In the movie The Paper, a tabloid editor and a columnist walk right past the front desk at a police station to corner a detective for a quote. The cops at the front desk don’t stop them, don’t ask who they are, don’t do anything at all, as the two journalists stride right past them.
“A clipboard and a confident wave will get you into any building in the world,” says the editor, played by Michael Keaton.
It’s an oft-quoted example of piggybacking, and despite the fact that security measures have changed in the years since the film came out, it’s still more or less true. Every day, despite access control, cameras, and security officers, people walk into buildings they have no business being in.

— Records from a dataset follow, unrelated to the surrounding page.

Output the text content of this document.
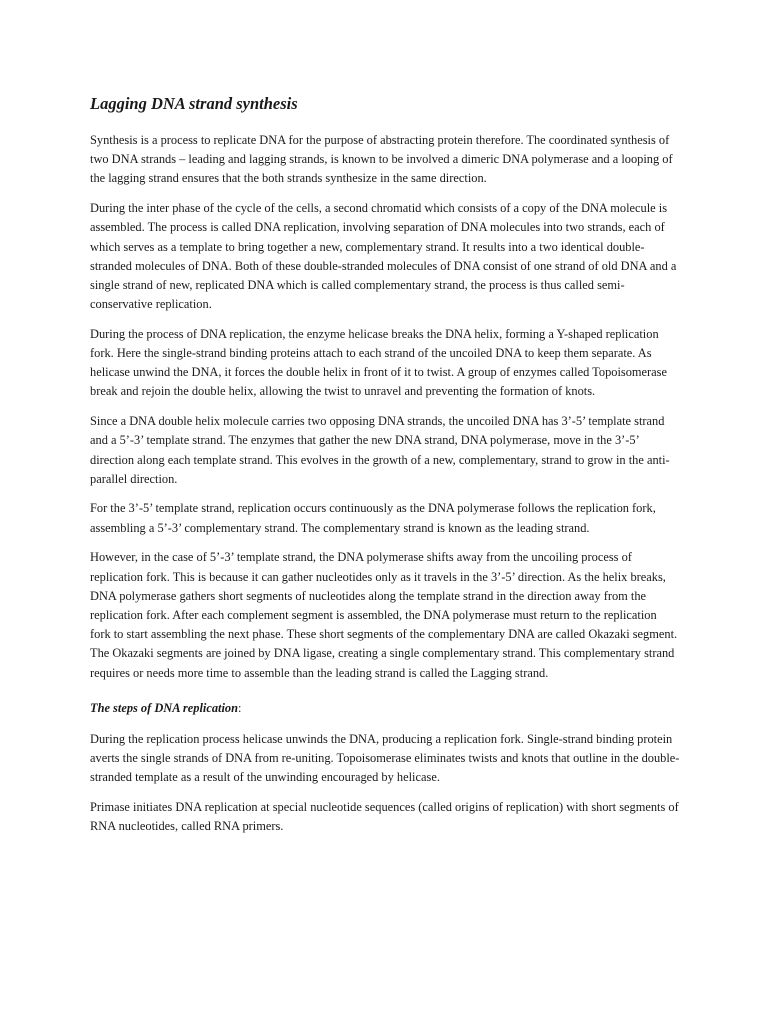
Lagging DNA strand synthesis

Synthesis is a process to replicate DNA for the purpose of abstracting protein therefore. The coordinated synthesis of two DNA strands – leading and lagging strands, is known to be involved a dimeric DNA polymerase and a looping of the lagging strand ensures that the both strands synthesize in the same direction.

During the inter phase of the cycle of the cells, a second chromatid which consists of a copy of the DNA molecule is assembled. The process is called DNA replication, involving separation of DNA molecules into two strands, each of which serves as a template to bring together a new, complementary strand. It results into a two identical double-stranded molecules of DNA. Both of these double-stranded molecules of DNA consist of one strand of old DNA and a single strand of new, replicated DNA which is called complementary strand, the process is thus called semi-conservative replication.

During the process of DNA replication, the enzyme helicase breaks the DNA helix, forming a Y-shaped replication fork. Here the single-strand binding proteins attach to each strand of the uncoiled DNA to keep them separate. As helicase unwind the DNA, it forces the double helix in front of it to twist. A group of enzymes called Topoisomerase break and rejoin the double helix, allowing the twist to unravel and preventing the formation of knots.

Since a DNA double helix molecule carries two opposing DNA strands, the uncoiled DNA has 3’-5’ template strand and a 5’-3’ template strand. The enzymes that gather the new DNA strand, DNA polymerase, move in the 3’-5’ direction along each template strand. This evolves in the growth of a new, complementary, strand to grow in the anti-parallel direction.

For the 3’-5’ template strand, replication occurs continuously as the DNA polymerase follows the replication fork, assembling a 5’-3’ complementary strand. The complementary strand is known as the leading strand.

However, in the case of 5’-3’ template strand, the DNA polymerase shifts away from the uncoiling process of replication fork. This is because it can gather nucleotides only as it travels in the 3’-5’ direction. As the helix breaks, DNA polymerase gathers short segments of nucleotides along the template strand in the direction away from the replication fork. After each complement segment is assembled, the DNA polymerase must return to the replication fork to start assembling the next phase. These short segments of the complementary DNA are called Okazaki segment. The Okazaki segments are joined by DNA ligase, creating a single complementary strand. This complementary strand requires or needs more time to assemble than the leading strand is called the Lagging strand.

The steps of DNA replication:

During the replication process helicase unwinds the DNA, producing a replication fork. Single-strand binding protein averts the single strands of DNA from re-uniting. Topoisomerase eliminates twists and knots that outline in the double-stranded template as a result of the unwinding encouraged by helicase.

Primase initiates DNA replication at special nucleotide sequences (called origins of replication) with short segments of RNA nucleotides, called RNA primers.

They might have bad intentions, or they might just be visiting a friend, but the fact remains that piggybacking represents a security failure.
What is piggybacking?
Also called tailgating, piggybacking is the practice of getting into a site you’re not supposed to be on, usually by following closely behind an authorized person, or asking someone to hold the door for you. It’s a social engineering tactic, and it’s effective.
Think of all the times you’ve been asked to hold the door for someone while returning to work from an errand, or lunch. An individual might also knock at a door and explain they’ve lost their badge, or hold up a box of donuts and explain that they’re delivering food.
There are a variety of ways to obtain unauthorized access to a site, and social conventions make it feel wrong to let a door slam in someone’s face, but piggybacking is a very real security problem. A recent survey found that 48% of respondents had experienced a piggybacking incident while 54% had found doors propped open or unlocked.
Unblocked doors have been a contributing factor in school shooting cases. Several recent shootings included reports of doors left unlocked.
Piggybacking doesn’t have to be a problem
It’s surprising that piggybacking continues to be a problem after having been a security issue for so long. There are many solutions to the problem, including technology, education, and enforcing security policies about allowing unauthorized people on site. However, when organizations aren’t willing to invest in those solutions, the problem will persist.
The fact that piggybacking is still happening at some organizations tells me a lot about those organizations’ attitudes toward security. It’s like having a leaky sink in your house. It’s an annoying problem, but it’s easy to fix. If you ignore it because it’s not a crisis, the sink will keep leaking until maybe it does cause a problem down the line.
Piggybacking, like the leaky sink, won’t fix itself. But with a little vigilance, you can, and if you don’t, your workplace might end up paying the price.